Senior Writer at Medic Mind


When considering what to include in your personal statement, it is important to remember what information is included in your basic UCAS application. For example, medical schools will already have your GCSE and A-level grades, therefore, including this in your personal statement is a waste of character count that you are allowed. Instead when we say academic achievements there are other things you can include:

  • EPQ or project – If you have completed a science based extended project qualification, or similar, you may want to talk about this in your personal statement. 
  • Academic Awards – you may have won awards at school for your academic ability, and you may wish to include this in your personal statement too. 

How do I talk about my academic interest? 

When talking about academia most applicants think of their school grades, but how else can you demonstrate your academic ability? Have you read any books or journals, or studied above and beyond the curriculum at school? These are things you can include in your personal statement that will both interest the examiner and demonstrate your high academic ability. 

  • Journals – you may have read an article in a scientific journal such as the Student BMJ that was of particular interest. 
  • Books – these may be scientific books or personal medical stories. Books such as those by Adam Kay and Henry Marsh are very popular amongst medical students and applicants to medical school, and can add interest to your personal statement. 
  • Talks you have attended – Academic interest doesn’t have to be in the form of traditional journals and books, you may have been to an interesting scientific talk or exhibition that inspired you with regards to science and medicine. The Body Worlds exhibitions, shown world wide are unique and interesting exhibitions to talk about, so why not visit one if you have the chance. 

Worked Examples

“I have read seven medical journals, set up my school medical society and have attended many debates on scientific advancements.”
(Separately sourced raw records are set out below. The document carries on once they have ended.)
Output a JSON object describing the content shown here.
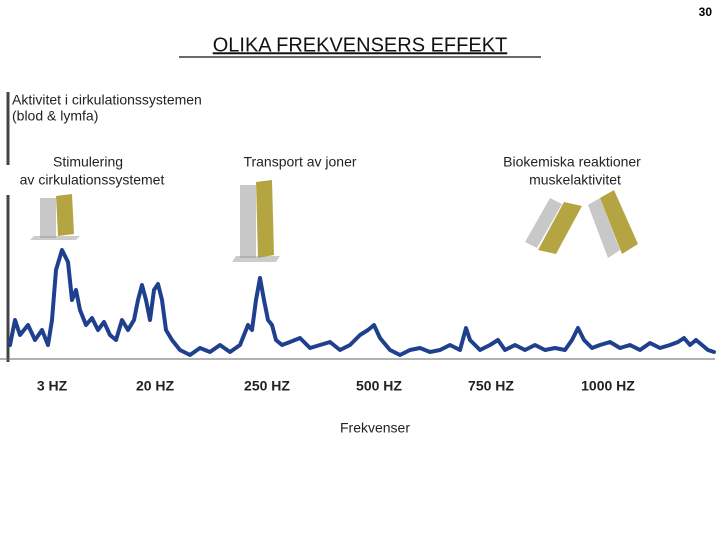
{
  "page_number": "30",
  "title": "OLIKA FREKVENSERS EFFEKT",
  "y_axis_label": [
    "Aktivitet i cirkulationssystemen",
    "(blod & lymfa)"
  ],
  "annotations": [
    [
      "Stimulering",
      "av cirkulationssystemet"
    ],
    [
      "Transport av joner"
    ],
    [
      "Biokemiska reaktioner",
      "muskelaktivitet"
    ]
  ],
  "x_labels": [
    "3 HZ",
    "20 HZ",
    "250 HZ",
    "500 HZ",
    "750 HZ",
    "1000 HZ"
  ],
  "x_axis_label": "Frekvenser"
}
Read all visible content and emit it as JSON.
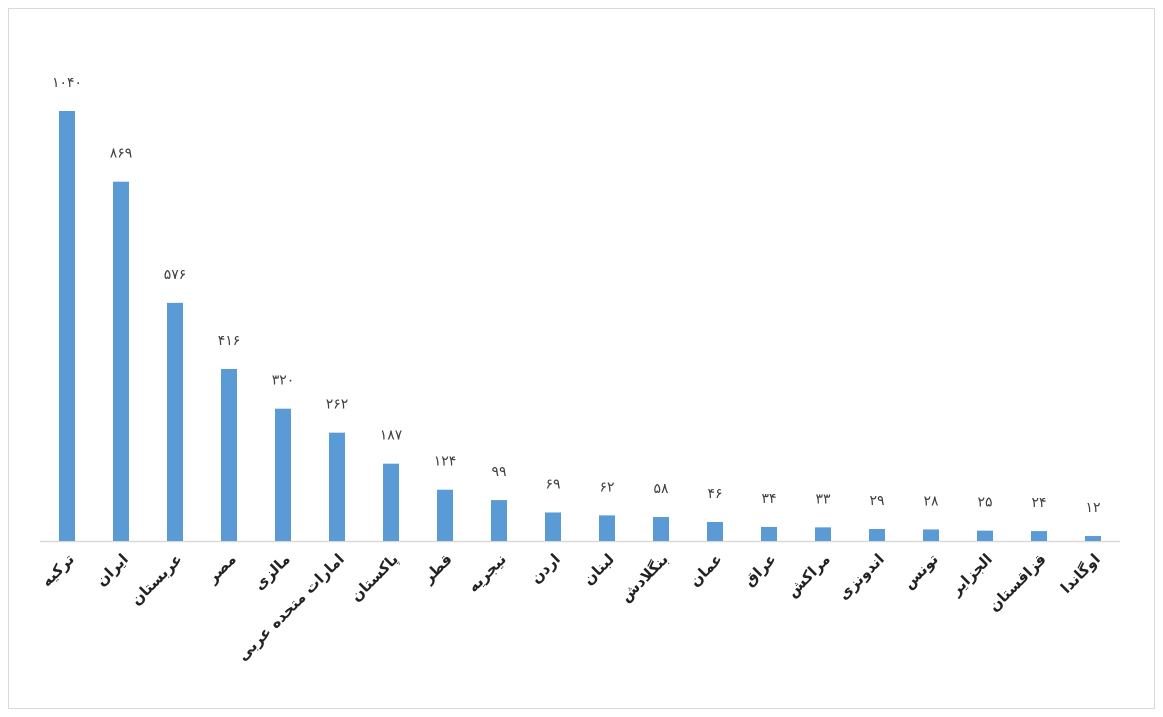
{
  "chart_data": {
    "type": "bar",
    "categories": [
      "ترکیه",
      "ایران",
      "عربستان",
      "مصر",
      "مالزی",
      "امارات متحده عربی",
      "پاکستان",
      "قطر",
      "نیجریه",
      "اردن",
      "لبنان",
      "بنگلادش",
      "عمان",
      "عراق",
      "مراکش",
      "اندونزی",
      "تونس",
      "الجزایر",
      "قزاقستان",
      "اوگاندا"
    ],
    "values": [
      1040,
      869,
      576,
      416,
      320,
      262,
      187,
      124,
      99,
      69,
      62,
      58,
      46,
      34,
      33,
      29,
      28,
      25,
      24,
      12
    ],
    "value_labels": [
      "۱۰۴۰",
      "۸۶۹",
      "۵۷۶",
      "۴۱۶",
      "۳۲۰",
      "۲۶۲",
      "۱۸۷",
      "۱۲۴",
      "۹۹",
      "۶۹",
      "۶۲",
      "۵۸",
      "۴۶",
      "۳۴",
      "۳۳",
      "۲۹",
      "۲۸",
      "۲۵",
      "۲۴",
      "۱۲"
    ],
    "color": "#5b9bd5"
  }
}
Although this shows the candidate has done a lot, it is just listing and doesn’t show any insight into what the candidate learnt. Try to pick one and focus on this by describing your academic achievements in it, such as the next example. 

“Setting up our school medical society has given me a platform to debate and research a diverse range of topics, such as the implications of the development of resistance in cancer cells to chemotherapy.”

In this example the candidate has stuck to talking just about their medical society and how this has meant they have done extra reading to debate with peers, such as their example of the development of resistance in cancer cells to chemotherapy. This is a great choice, as it is medically relevant, beyond their curriculum and also shows knowledge and understanding of current healthcare issues.

Final Note

So, there you have it! Don’t worry if you have very few academic achievements or none – it’s not an issue at all! We recommend that you read at least one journal or book to display your academic interest in medicine as it will show the medical schools that you have a genuine interest in the area.